The UK Government's official consultation on redefining marriage in order to allow same-sex couples to marry was launched this week.
The consultation will be open for 13 weeks until June 14. You can find details here.
The Government has now included in the consultation a question asking people if they agree or disagree with rewriting the definition of marriage - but the Government still makes clear that its response "will be based on a careful consideration of the points made in consultation, not the number of responses received" and that it is a matter of how not whether the change will take place.

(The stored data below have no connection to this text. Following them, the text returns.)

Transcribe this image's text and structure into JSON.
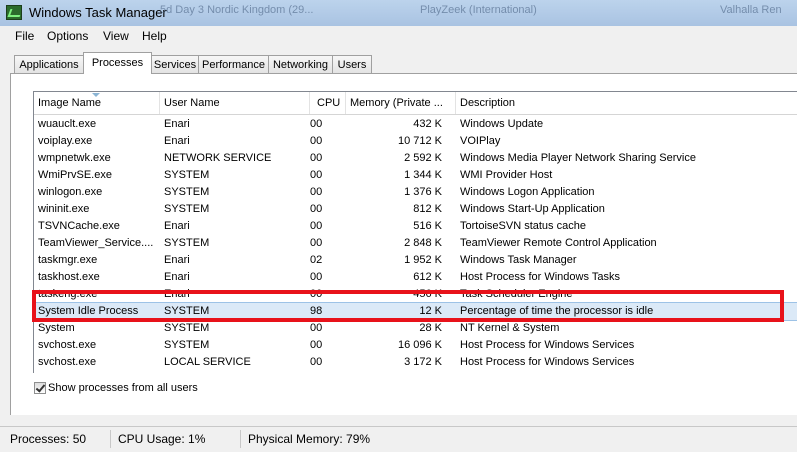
{
  "window": {
    "title": "Windows Task Manager",
    "background_tabs": [
      "5d Day 3 Nordic Kingdom (29...",
      "PlayZeek (International)",
      "Valhalla Ren"
    ]
  },
  "menu": [
    "File",
    "Options",
    "View",
    "Help"
  ],
  "tabs": [
    {
      "label": "Applications",
      "active": false
    },
    {
      "label": "Processes",
      "active": true
    },
    {
      "label": "Services",
      "active": false
    },
    {
      "label": "Performance",
      "active": false
    },
    {
      "label": "Networking",
      "active": false
    },
    {
      "label": "Users",
      "active": false
    }
  ],
  "columns": {
    "image_name": "Image Name",
    "user_name": "User Name",
    "cpu": "CPU",
    "memory": "Memory (Private ...",
    "description": "Description"
  },
  "processes": [
    {
      "name": "wuauclt.exe",
      "user": "Enari",
      "cpu": "00",
      "memory": "432 K",
      "description": "Windows Update"
    },
    {
      "name": "voiplay.exe",
      "user": "Enari",
      "cpu": "00",
      "memory": "10 712 K",
      "description": "VOIPlay"
    },
    {
      "name": "wmpnetwk.exe",
      "user": "NETWORK SERVICE",
      "cpu": "00",
      "memory": "2 592 K",
      "description": "Windows Media Player Network Sharing Service"
    },
    {
      "name": "WmiPrvSE.exe",
      "user": "SYSTEM",
      "cpu": "00",
      "memory": "1 344 K",
      "description": "WMI Provider Host"
    },
    {
      "name": "winlogon.exe",
      "user": "SYSTEM",
      "cpu": "00",
      "memory": "1 376 K",
      "description": "Windows Logon Application"
    },
    {
      "name": "wininit.exe",
      "user": "SYSTEM",
      "cpu": "00",
      "memory": "812 K",
      "description": "Windows Start-Up Application"
    },
    {
      "name": "TSVNCache.exe",
      "user": "Enari",
      "cpu": "00",
      "memory": "516 K",
      "description": "TortoiseSVN status cache"
    },
    {
      "name": "TeamViewer_Service....",
      "user": "SYSTEM",
      "cpu": "00",
      "memory": "2 848 K",
      "description": "TeamViewer Remote Control Application"
    },
    {
      "name": "taskmgr.exe",
      "user": "Enari",
      "cpu": "02",
      "memory": "1 952 K",
      "description": "Windows Task Manager"
    },
    {
      "name": "taskhost.exe",
      "user": "Enari",
      "cpu": "00",
      "memory": "612 K",
      "description": "Host Process for Windows Tasks"
    },
    {
      "name": "taskeng.exe",
      "user": "Enari",
      "cpu": "00",
      "memory": "456 K",
      "description": "Task Scheduler Engine"
    },
    {
      "name": "System Idle Process",
      "user": "SYSTEM",
      "cpu": "98",
      "memory": "12 K",
      "description": "Percentage of time the processor is idle",
      "selected": true
    },
    {
      "name": "System",
      "user": "SYSTEM",
      "cpu": "00",
      "memory": "28 K",
      "description": "NT Kernel & System"
    },
    {
      "name": "svchost.exe",
      "user": "SYSTEM",
      "cpu": "00",
      "memory": "16 096 K",
      "description": "Host Process for Windows Services"
    },
    {
      "name": "svchost.exe",
      "user": "LOCAL SERVICE",
      "cpu": "00",
      "memory": "3 172 K",
      "description": "Host Process for Windows Services"
    }
  ],
  "show_all_users": {
    "label": "Show processes from all users",
    "checked": true
  },
  "status": {
    "processes": "Processes: 50",
    "cpu_usage": "CPU Usage: 1%",
    "physical_memory": "Physical Memory: 79%"
  },
  "colors": {
    "highlight_box": "#e8121a",
    "selected_row": "#dbe9f7"
  }
}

Equalities Minister Lynne Featherstone gave a "cast-iron guarantee" to the Independent that civil same-sex marriage will become law by the next General Election. "There is no rolling back whatsoever," she said. "The essential question is not whether we are going to introduce same-sex civil marriage, but how."
(If the change is introduced, same-sex couples will be able to choose between a civil partnership and marriage; a man and a woman will be able to choose marriage only. So much for equality.)

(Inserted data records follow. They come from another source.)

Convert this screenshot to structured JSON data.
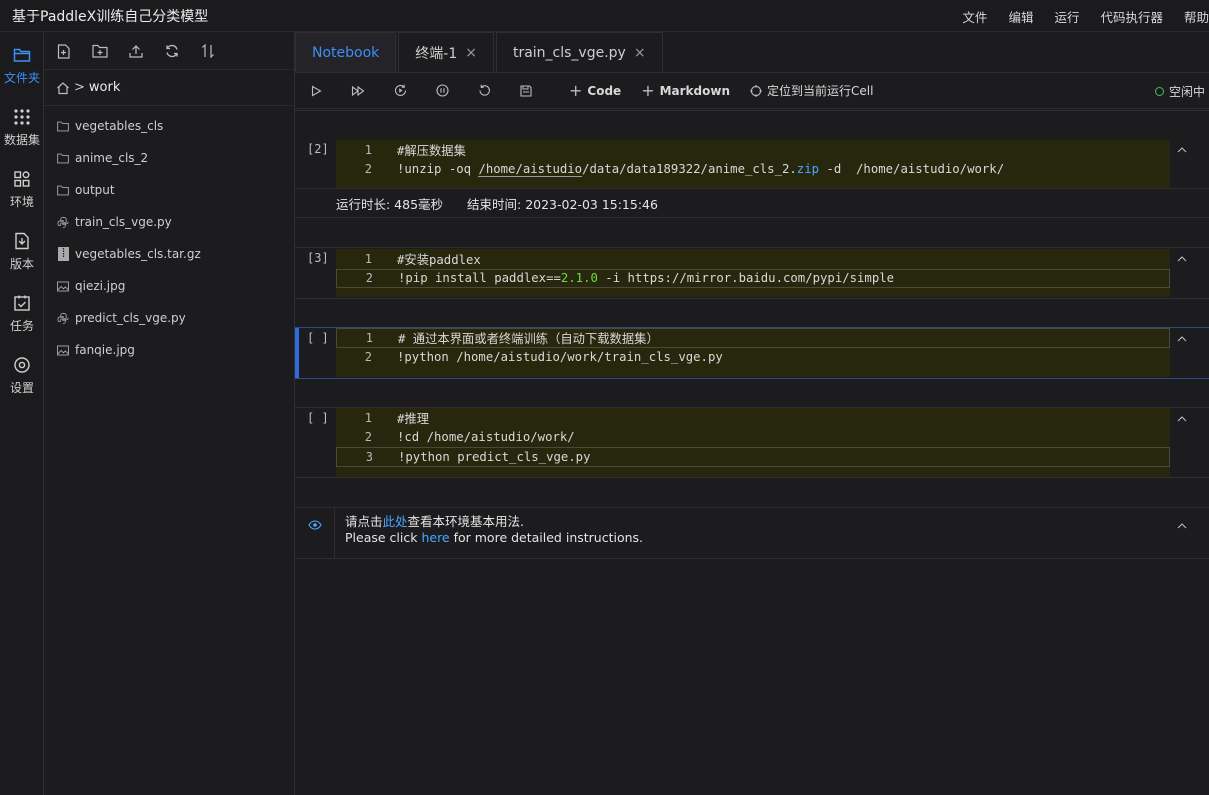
{
  "app": {
    "title": "基于PaddleX训练自己分类模型",
    "menu": [
      "文件",
      "编辑",
      "运行",
      "代码执行器",
      "帮助"
    ]
  },
  "activity": [
    {
      "label": "文件夹",
      "icon": "folder-icon",
      "active": true
    },
    {
      "label": "数据集",
      "icon": "dataset-icon"
    },
    {
      "label": "环境",
      "icon": "environment-icon"
    },
    {
      "label": "版本",
      "icon": "version-icon"
    },
    {
      "label": "任务",
      "icon": "task-icon"
    },
    {
      "label": "设置",
      "icon": "settings-icon"
    }
  ],
  "filepanel": {
    "toolbar_icons": [
      "new-file-icon",
      "new-folder-icon",
      "upload-icon",
      "refresh-icon",
      "sort-icon"
    ],
    "path": {
      "separator": ">",
      "dir": "work"
    },
    "files": [
      {
        "name": "vegetables_cls",
        "type": "folder"
      },
      {
        "name": "anime_cls_2",
        "type": "folder"
      },
      {
        "name": "output",
        "type": "folder"
      },
      {
        "name": "train_cls_vge.py",
        "type": "python"
      },
      {
        "name": "vegetables_cls.tar.gz",
        "type": "archive"
      },
      {
        "name": "qiezi.jpg",
        "type": "image"
      },
      {
        "name": "predict_cls_vge.py",
        "type": "python"
      },
      {
        "name": "fanqie.jpg",
        "type": "image"
      }
    ]
  },
  "tabs": [
    {
      "label": "Notebook",
      "active": true,
      "closable": false
    },
    {
      "label": "终端-1",
      "closable": true
    },
    {
      "label": "train_cls_vge.py",
      "closable": true
    }
  ],
  "tab_close": "×",
  "notebook_toolbar": {
    "icons": [
      "run-icon",
      "run-all-icon",
      "restart-run-icon",
      "interrupt-icon",
      "restart-icon",
      "save-icon"
    ],
    "add_code": "Code",
    "add_markdown": "Markdown",
    "locate": "定位到当前运行Cell",
    "status": "空闲中",
    "plus": "+"
  },
  "cells": [
    {
      "prompt": "[2]",
      "lines": [
        {
          "n": "1",
          "text": "#解压数据集"
        },
        {
          "n": "2",
          "text": "!unzip -oq /home/aistudio/data/data189322/anime_cls_2.zip -d  /home/aistudio/work/"
        }
      ],
      "output": {
        "duration": "运行时长: 485毫秒",
        "end_time": "结束时间: 2023-02-03 15:15:46"
      }
    },
    {
      "prompt": "[3]",
      "lines": [
        {
          "n": "1",
          "text": "#安装paddlex"
        },
        {
          "n": "2",
          "text": "!pip install paddlex==2.1.0 -i https://mirror.baidu.com/pypi/simple"
        }
      ]
    },
    {
      "prompt": "[ ]",
      "lines": [
        {
          "n": "1",
          "text": "# 通过本界面或者终端训练（自动下载数据集）"
        },
        {
          "n": "2",
          "text": "!python /home/aistudio/work/train_cls_vge.py"
        }
      ]
    },
    {
      "prompt": "[ ]",
      "lines": [
        {
          "n": "1",
          "text": "#推理"
        },
        {
          "n": "2",
          "text": "!cd /home/aistudio/work/"
        },
        {
          "n": "3",
          "text": "!python predict_cls_vge.py"
        }
      ]
    }
  ],
  "code_parts": {
    "c1l2_a": "!unzip -oq ",
    "c1l2_b": "/home/aistudio",
    "c1l2_c": "/data/data189322/anime_cls_2.",
    "c1l2_d": "zip",
    "c1l2_e": " -d  /home/aistudio/work/",
    "c2l2_a": "!pip install paddlex==",
    "c2l2_b": "2.1.0",
    "c2l2_c": " -i https://mirror.baidu.com/pypi/simple"
  },
  "info": {
    "line1_pre": "请点击",
    "line1_link": "此处",
    "line1_post": "查看本环境基本用法.",
    "line2_pre": "Please click ",
    "line2_link": "here",
    "line2_post": " for more detailed instructions."
  },
  "colors": {
    "accent": "#3e8ef7",
    "comment": "#6fdb3f",
    "cell_bg": "#27270e",
    "status": "#3fbf5f"
  }
}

Said Colin Hart, campaign director for the Coalition for Marriage, which wants to see the definition of marriage unchanged: "I always thought that a consultation was about listening to people and asking them their views, before making a decision.

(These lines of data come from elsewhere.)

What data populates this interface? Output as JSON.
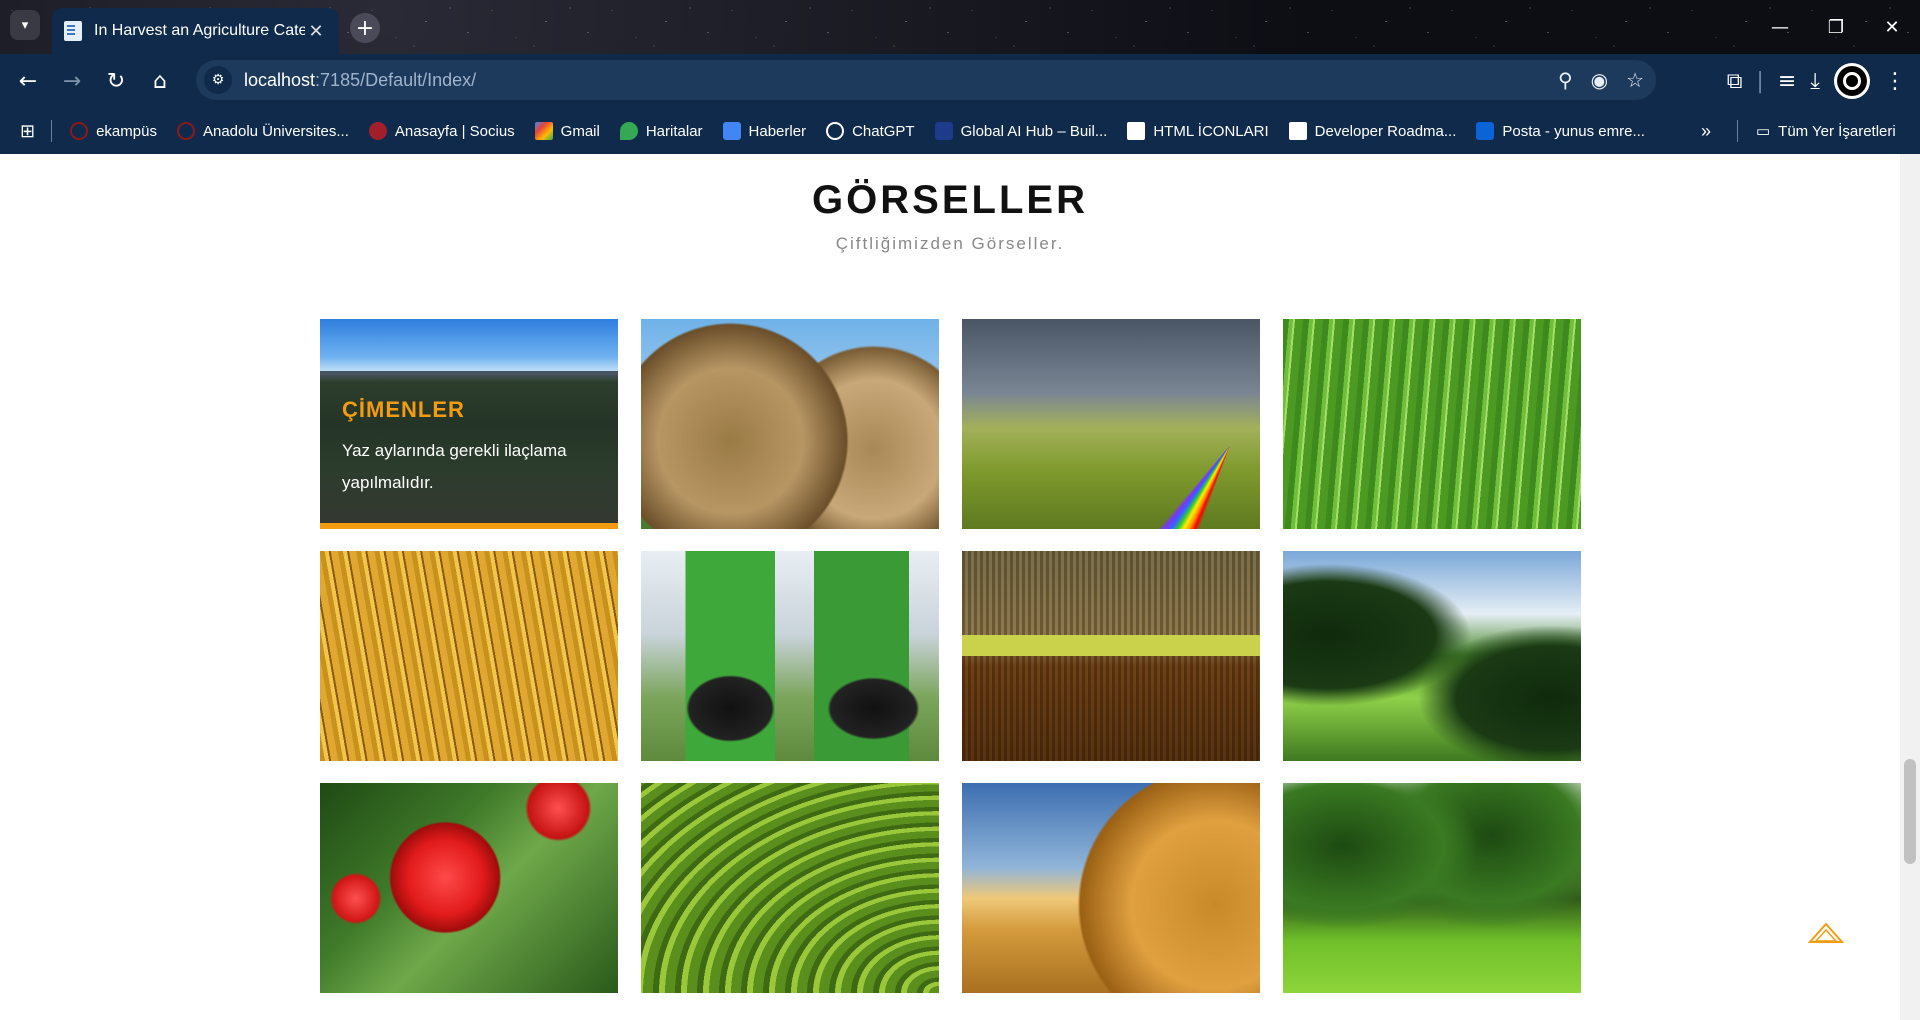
{
  "browser": {
    "tab_title": "In Harvest an Agriculture Categ",
    "tab_close": "✕",
    "new_tab": "+",
    "url_host": "localhost",
    "url_path": ":7185/Default/Index/",
    "bookmarks": [
      {
        "label": "ekampüs",
        "color": "#8b1a1a"
      },
      {
        "label": "Anadolu Üniversites...",
        "color": "#8b1a1a"
      },
      {
        "label": "Anasayfa | Socius",
        "color": "#a11f2a"
      },
      {
        "label": "Gmail",
        "color": "#d93025"
      },
      {
        "label": "Haritalar",
        "color": "#34a853"
      },
      {
        "label": "Haberler",
        "color": "#4285f4"
      },
      {
        "label": "ChatGPT",
        "color": "#ffffff"
      },
      {
        "label": "Global AI Hub – Buil...",
        "color": "#1e3a8a"
      },
      {
        "label": "HTML İCONLARI",
        "color": "#ffffff"
      },
      {
        "label": "Developer Roadma...",
        "color": "#ffffff"
      },
      {
        "label": "Posta - yunus emre...",
        "color": "#0a64d8"
      }
    ],
    "bookmarks_more": "»",
    "all_bookmarks": "Tüm Yer İşaretleri"
  },
  "section": {
    "title": "GÖRSELLER",
    "subtitle": "Çiftliğimizden Görseller."
  },
  "gallery": {
    "overlay_title": "ÇİMENLER",
    "overlay_text": "Yaz aylarında gerekli ilaçlama yapılmalıdır.",
    "accent_color": "#f39c12",
    "tiles": [
      "grass field",
      "hay bale",
      "rainbow hills",
      "green wheat",
      "golden wheat",
      "tractors",
      "combine harvester",
      "green meadow",
      "red apples",
      "rice terraces",
      "straw bale",
      "palm trees"
    ]
  }
}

"Not only are they redefining the meaning of marriage, they're redefining the meaning of consultation.
"This consultation is a sham. It is being pushed through despite the public never having a say on this change.
"None of the main political parties proposed redefining marriage in their manifestos and the impact assessment misses out many of the possible problems that could occur if this institution is redefined, for example how this change will affect our schools.
"The institution of marriage is not a plaything of the state, it belongs to society and therefore cannot be redefined by a few politicians obsessed with appearing 'trendy' and 'progressive.'"
The Coalition for Marriage's petition asking for the definition of marriage to remain unchanged, launched three weeks ago, has so far attracted 231,000 signatures.